İLETİŞİMsizlik BECERİLERİ

 

İLETİŞİMsizlik BECERİLERİ

 

Günlük hayatımızın neredeyse hepsini iletişim halinde geçiririz. Evde, işte, okulda, arkadaşlarımızın yanında, akrabalarımızın yanında, belediyede, otobüste, hastanede, eşimizle, çocuğumuzla, annemizle, babamızla ve tabiî ki kendimizle. Sürekli iletişim kurarız. Bu kadar sık yaptığımız bu davranışı tanıyor ve yeterince doğru yapıyor muyuz?

En yalın anlamıyla iletişim, kişiler arası düşünce ve duygu alışverişidir. Karşımızdaki kişinin duygu ve düşüncelerini ANLAMAyı, kendini etkili bir şekilde İFADE ETMEyi ve etkin bir şekilde DİNLEMEyi gerektirmektedir. Peki neden bu kadar çok iletişim kurma ihtiyacı duyarız?

İletişim ihtiyacımızın nedeni doğuştan getirdiğimiz bazı açlıklara dayanmaktadır. Bunlar; uyarılma ve tanınma açlığıdır. Sinir sistemimizin görevini sağlıklı bir şekilde yerine getirebilmesi için beyinde bulunan uyarılma sistemimizin düzenli olarak uyarıcılar alması gerekmektedir. Yapılan bazı araştırmalar, bebeklik döneminde çok az uyarıcı alan (sevilmeyen, dokunulmayan, öpülmeyen, uyaransız bir alanda bırakılan vb.) bebeklerin zihinsel ve sosyal zekâsında geriliklerinin olabildiğini, hatta bazı vakalarda bebek ölümleri ile de sonuçlanabildiğini göstermektedir. Tanınma açlığı ise, başkalarının bizim varlığımızı gördüklerini veya hissettiklerini iletmesiyle doyurulur. Bazen var olduğumuzu hissetmek için olumsuz da olsa uyarıcılara ihtiyacımız vardır, hiç yoktan iyidir! Küçük bir çocuğun babasının kızacağını bile bile istemediği davranışı yapması buna bir örnektir. Bu açlıklar, iletişim sayesinde doyurulur. Sürekli aynı ortamda, aynı uyarıcılara maruz kaldığımızda uyarılma açlığımız yeterince doymaz, başka uyaranlar almak, diğerleri ile aktif iletişimler kurmak, beynimizin biyokimyasını olumlu anlamda etkilemektedir, kısmen ve geçici olarak uyarılma ve belki de tanınma açlığımız doymuştur. Günlük hayatımızda da düzenli olarak bu açlıklarımızı doyurmak için diğerleriyle, nesnelerle ve kendimizle iletişim kurduğumuz görülmektedir. Çocukluk döneminde yeterince tanınma ve uyarılma açlığı doyurulmamış kişiler, yetişkinlik dönemlerinde bu açlığı doyurmak için farklı arayışların içine girerek iletişim kurmayı sürdürürler. Popüler olabilmek için çabalamak, gerekli gereksiz her lafa karışarak konuşmak, dikkat çekmek için aşırı uçlarda giyinmek, uyuşturucu kullanmak bu iletişim şekline örnek gösterilebilir.

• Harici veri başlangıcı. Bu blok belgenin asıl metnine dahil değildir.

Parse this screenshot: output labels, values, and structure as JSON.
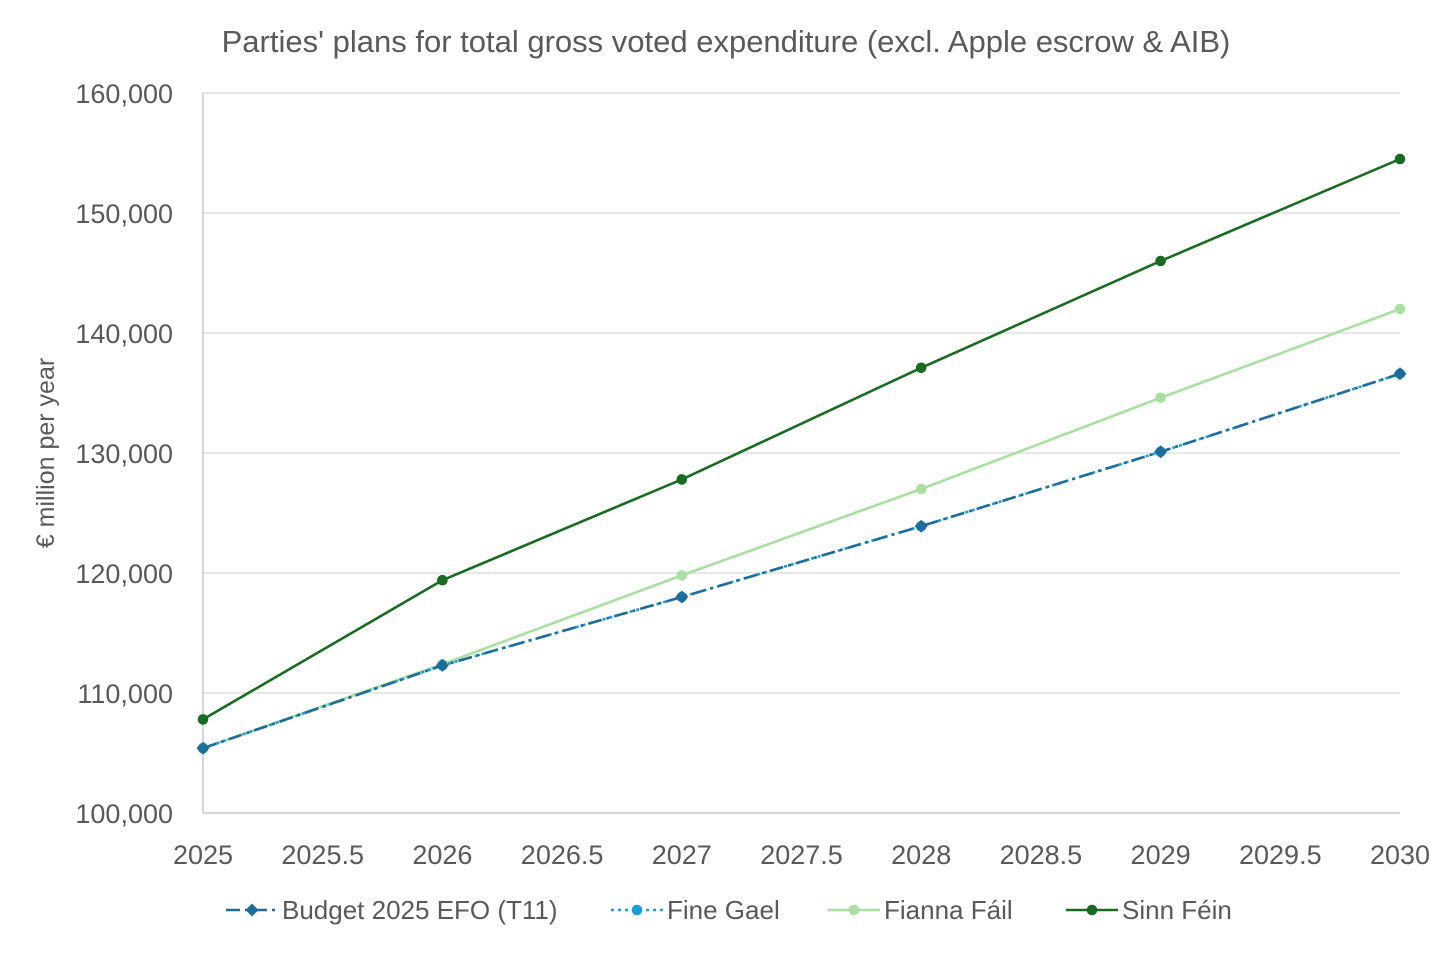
{
  "chart_data": {
    "type": "line",
    "title": "Parties' plans for total gross voted expenditure (excl. Apple escrow & AIB)",
    "xlabel": "",
    "ylabel": "€ million per year",
    "xlim": [
      2025,
      2030
    ],
    "ylim": [
      100000,
      160000
    ],
    "x_ticks": [
      2025,
      2025.5,
      2026,
      2026.5,
      2027,
      2027.5,
      2028,
      2028.5,
      2029,
      2029.5,
      2030
    ],
    "x_tick_labels": [
      "2025",
      "2025.5",
      "2026",
      "2026.5",
      "2027",
      "2027.5",
      "2028",
      "2028.5",
      "2029",
      "2029.5",
      "2030"
    ],
    "y_ticks": [
      100000,
      110000,
      120000,
      130000,
      140000,
      150000,
      160000
    ],
    "y_tick_labels": [
      "100,000",
      "110,000",
      "120,000",
      "130,000",
      "140,000",
      "150,000",
      "160,000"
    ],
    "grid": true,
    "legend_position": "bottom",
    "x": [
      2025,
      2026,
      2027,
      2028,
      2029,
      2030
    ],
    "series": [
      {
        "name": "Budget 2025 EFO (T11)",
        "color": "#1f6b99",
        "dash": "dash-dot",
        "marker": "diamond",
        "values": [
          105400,
          112300,
          118000,
          123900,
          130100,
          136600
        ]
      },
      {
        "name": "Fine Gael",
        "color": "#1a9ed9",
        "dash": "dotted",
        "marker": "circle",
        "values": [
          105400,
          112300,
          118000,
          123900,
          130100,
          136600
        ]
      },
      {
        "name": "Fianna Fáil",
        "color": "#a9dfa0",
        "dash": "solid",
        "marker": "circle",
        "values": [
          105400,
          112400,
          119800,
          127000,
          134600,
          142000
        ]
      },
      {
        "name": "Sinn Féin",
        "color": "#1a6b22",
        "dash": "solid",
        "marker": "circle",
        "values": [
          107800,
          119400,
          127800,
          137100,
          146000,
          154500
        ]
      }
    ]
  }
}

Neredeyse birçoğumuzun ebeveynleri, çocukluk döneminde, yaşadığımız bir olay sonrasında, “Ne hissettin? Ne düşündün? Sence karşı taraf ne hissetmiş ve düşünmüş olabilir?” gibi sorular sormamıştır. Onun yerine “Sen ne yaptın? Hiç böyle yapılır mı? Şöyle yapsaydın daha iyi olurdu. Bir daha böyle yaptığını görmeyeyim! Ağlanacak bir şey yok. Çabuk özür dile! Ne biçim çocuksun sen?” gibi yaklaşmıştır. Doğal olarak çocukluğunda bu şekilde yaklaşılan bizler yetişkin olduğumuzda, başkaları ile iletişim kurarken kendi duygu ve düşüncelerimiz, karşı tarafın duygu ve düşünceleri, o davranışı yapma nedenlerine pek fazla dikkat etmeyiz.

 Böylelikle hem başkaları ile hem de kendimiz ile sağlıksız iletişimler kurarız, samimiyetten uzaklaşır yetişkin oyunları oynarız. 

Aslında birçok iletişimimiz “Ben güçlüyüm, ben daha güçlüyüm!”ü kanıtlamak, göstermek için devam eder, çocukluktaki “Ben kazandım!” oyunları, yetişkinlikte de BEN GÜÇLÜYÜM”e dönüşerek sürer gider. Genellikle bizler, karşı tarafı dinlemektense kendimizi anlatmaya odaklanırız, eleştirel yaklaşırız, karşı tarafı suçlar ayıplarız, sorunu çözmektense sorunu büyütür büyütürüz, yapıcı değil de yıkıcı iletişim kurarız. Anlamayız, dinlemeyiz, sadece kendimizi anlatırız. Dinlediğini iddia ettiğimizde ise aslında çoğunlukla ne söyleyeceğimizi düşünürüz ya da karşı tarafın hatalarını bulmaya çalışırız.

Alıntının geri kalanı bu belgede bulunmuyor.